Smaller pharma companies in Hungary are looking to new unconventional methods of OTC promotion to sidestep the country’s somewhat restrictive reimbursement scheme and compete with major players in the market.

Especially in a market where the reimbursement scheme is highly restrictive, OTC has often been seen as a consistent and reliable area for pharmaceutical companies to drive growth, a trend further driven by a worldwide push for more affordable and accessible medicines. For Swedish specialty pharma company Meda, consumer health has been a pivotal medium to level the playing field against a backdrop stiff generic competition and diminishing prices for innovative products. “When I joined Meda in 2008, that was the period when an influx of generics starting entering the market,” recounts the general manager of Meda Hungary Dr. Laszlo Gaspar. “Many originator products were faced with significant generic competition, causing the average prices of drugs, and in turn, total market value for specialty therapeutics to decline by 50 or 60 percent. Needless to say, it was a challenging market for innovators to unlock value and drive growth, which was why we decided to shift our focus to OTC.”

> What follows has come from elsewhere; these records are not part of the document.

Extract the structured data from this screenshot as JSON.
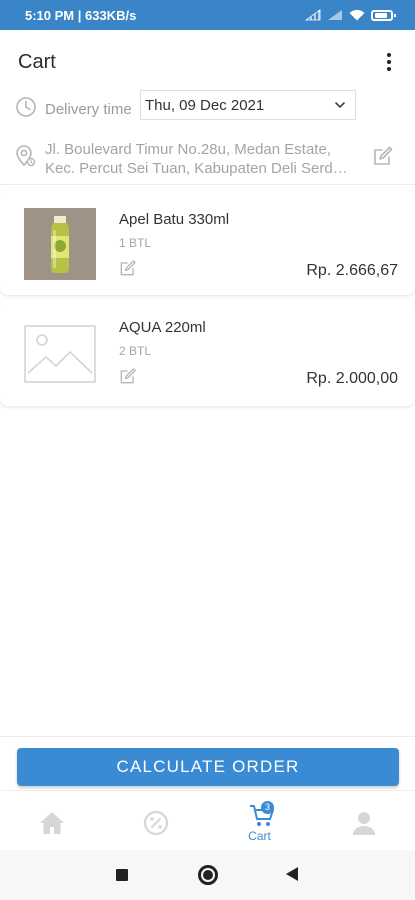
{
  "status_bar": {
    "time_speed": "5:10 PM | 633KB/s",
    "icons": [
      "signal-icon",
      "signal-icon",
      "wifi-icon",
      "battery-icon"
    ]
  },
  "header": {
    "title": "Cart",
    "menu_icon": "more-vertical-icon"
  },
  "delivery": {
    "label": "Delivery time",
    "selected_date": "Thu, 09 Dec 2021",
    "icon": "clock-icon"
  },
  "address": {
    "line1": "Jl. Boulevard Timur No.28u, Medan Estate,",
    "line2": "Kec. Percut Sei Tuan, Kabupaten Deli Serdan...",
    "icon": "location-pin-icon",
    "edit_icon": "edit-icon"
  },
  "cart_items": [
    {
      "name": "Apel Batu 330ml",
      "qty": "1 BTL",
      "price": "Rp. 2.666,67",
      "image": "bottle-image"
    },
    {
      "name": "AQUA 220ml",
      "qty": "2 BTL",
      "price": "Rp. 2.000,00",
      "image": "image-placeholder-icon"
    }
  ],
  "actions": {
    "calculate_label": "CALCULATE ORDER"
  },
  "bottom_nav": {
    "items": [
      {
        "icon": "home-icon",
        "label": ""
      },
      {
        "icon": "promo-icon",
        "label": ""
      },
      {
        "icon": "cart-icon",
        "label": "Cart",
        "badge": "3"
      },
      {
        "icon": "profile-icon",
        "label": ""
      }
    ]
  },
  "colors": {
    "primary": "#3a8ad4",
    "status_bar": "#3a85c7",
    "inactive_icon": "#d6d6d6"
  }
}
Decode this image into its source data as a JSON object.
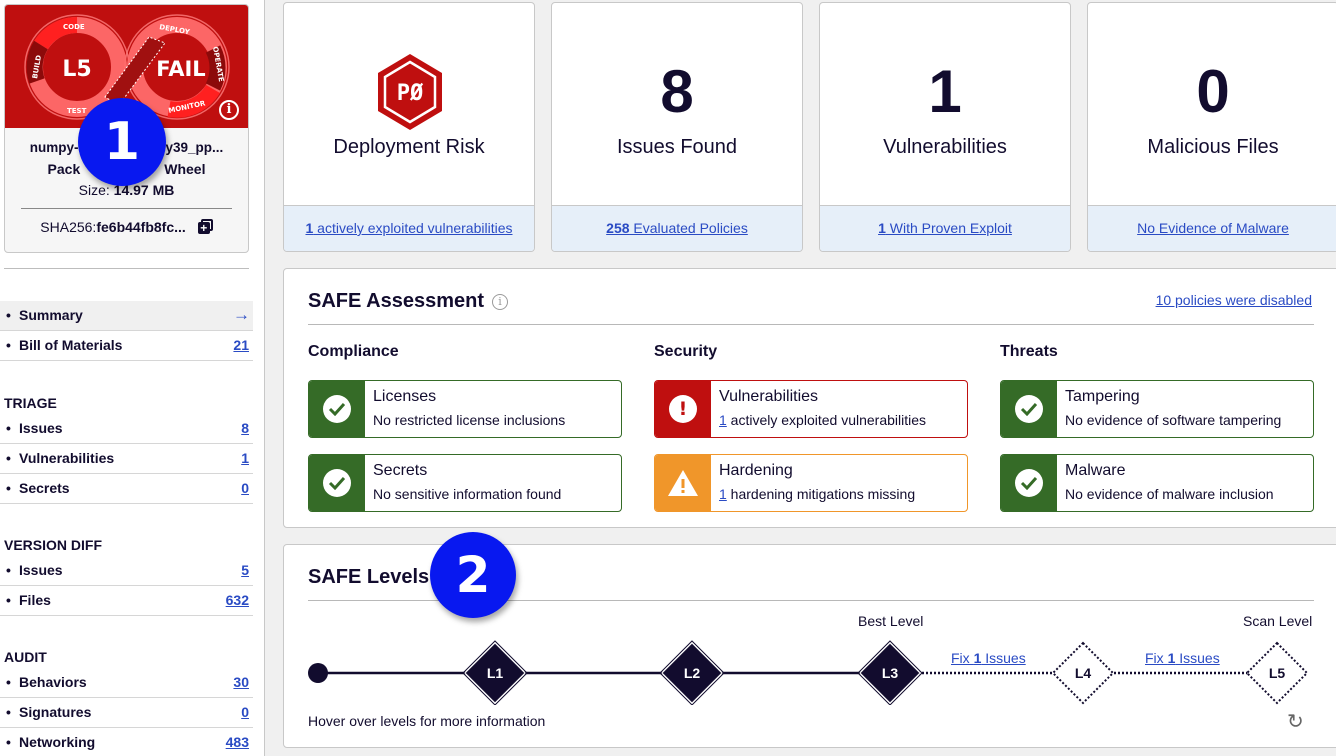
{
  "package": {
    "level_badge": "L5",
    "status_badge": "FAIL",
    "lifecycle_labels": [
      "CODE",
      "BUILD",
      "TEST",
      "DEPLOY",
      "OPERATE",
      "MONITOR"
    ],
    "name": "numpy-1.26.4-pp39-pypy39_pp...",
    "name_visible": "numpy-1.     py39_pp...",
    "type_label": "Package Type:",
    "type_value": "Wheel",
    "type_visible": "Pack      Wheel",
    "size_label": "Size:",
    "size_value": "14.97 MB",
    "sha_label": "SHA256:",
    "sha_value": "fe6b44fb8fc..."
  },
  "sidebar": {
    "top_items": [
      {
        "label": "Summary",
        "active": true,
        "icon": "arrow-right-icon"
      },
      {
        "label": "Bill of Materials",
        "count": "21"
      }
    ],
    "groups": [
      {
        "title": "TRIAGE",
        "items": [
          {
            "label": "Issues",
            "count": "8"
          },
          {
            "label": "Vulnerabilities",
            "count": "1"
          },
          {
            "label": "Secrets",
            "count": "0"
          }
        ]
      },
      {
        "title": "VERSION DIFF",
        "items": [
          {
            "label": "Issues",
            "count": "5"
          },
          {
            "label": "Files",
            "count": "632"
          }
        ]
      },
      {
        "title": "AUDIT",
        "items": [
          {
            "label": "Behaviors",
            "count": "30"
          },
          {
            "label": "Signatures",
            "count": "0"
          },
          {
            "label": "Networking",
            "count": "483"
          }
        ]
      }
    ]
  },
  "stats": [
    {
      "icon_text": "PØ",
      "label": "Deployment Risk",
      "foot_num": "1",
      "foot_text": " actively exploited vulnerabilities"
    },
    {
      "value": "8",
      "label": "Issues Found",
      "foot_num": "258",
      "foot_text": " Evaluated Policies"
    },
    {
      "value": "1",
      "label": "Vulnerabilities",
      "foot_num": "1",
      "foot_text": " With Proven Exploit"
    },
    {
      "value": "0",
      "label": "Malicious Files",
      "foot_num": "",
      "foot_text": "No Evidence of Malware"
    }
  ],
  "assessment": {
    "title": "SAFE Assessment",
    "disabled_link": "10 policies were disabled",
    "columns": [
      {
        "title": "Compliance",
        "items": [
          {
            "status": "pass",
            "icon": "check-icon",
            "title": "Licenses",
            "num": "",
            "desc": "No restricted license inclusions"
          },
          {
            "status": "pass",
            "icon": "check-icon",
            "title": "Secrets",
            "num": "",
            "desc": "No sensitive information found"
          }
        ]
      },
      {
        "title": "Security",
        "items": [
          {
            "status": "fail",
            "icon": "exclamation-icon",
            "title": "Vulnerabilities",
            "num": "1",
            "desc": " actively exploited vulnerabilities"
          },
          {
            "status": "warning",
            "icon": "warning-icon",
            "title": "Hardening",
            "num": "1",
            "desc": " hardening mitigations missing"
          }
        ]
      },
      {
        "title": "Threats",
        "items": [
          {
            "status": "pass",
            "icon": "check-icon",
            "title": "Tampering",
            "num": "",
            "desc": "No evidence of software tampering"
          },
          {
            "status": "pass",
            "icon": "check-icon",
            "title": "Malware",
            "num": "",
            "desc": "No evidence of malware inclusion"
          }
        ]
      }
    ]
  },
  "levels": {
    "title": "SAFE Levels",
    "nodes": [
      "L1",
      "L2",
      "L3",
      "L4",
      "L5"
    ],
    "best_level_label": "Best Level",
    "scan_level_label": "Scan Level",
    "fix_links": [
      {
        "prefix": "Fix ",
        "num": "1",
        "suffix": " Issues"
      },
      {
        "prefix": "Fix ",
        "num": "1",
        "suffix": " Issues"
      }
    ],
    "hover_note": "Hover over levels for more information"
  },
  "annotations": [
    "1",
    "2"
  ],
  "colors": {
    "fail_red": "#bf0f0f",
    "pass_green": "#356b27",
    "warning_orange": "#f0962a",
    "link_blue": "#2a4bc4",
    "navy": "#120c2e",
    "annotation_blue": "#0818f0"
  }
}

However, in order to effectively compete against the more dominant players in this segment who have much bigger balance sheets, Meda has chosen to tap into more unconventional channels for OTC promotion. “Given our relatively limited promotional budget at the time, we identified several non-Rx products in our OTC portfolio with the most growth opportunities and began promoting them to doctors—circumventing the traditional direct-to-consumer campaigns. Aside from persuading doctors to endorse the products, we had to convince pharmacies to stock them, while also generating patient demand,” details Gaspar.

Although quite intensive, especially when dealing with products that typically exhibit much faster turnover than Rx, but without the added price premiums, this specifically tailored approach—much in tune with the organization’s lean decision-making process and flat hierarchy—eventually served the affiliate well, with revenues roughly tripling in the span of 8 years.

“Of course, many of these big players could also pursue a similar tactic,” contends Gaspar. “But it’s simply not in their interest to spend so much time and resources on promoting only a handful of targeted products, when they can go through DTC companies to have a much broader impact and influence. For us, we have an extremely nimble and capable sales team that focuses solely on emphasizing the added medical value in our products to doctors on a one-on-one basis.”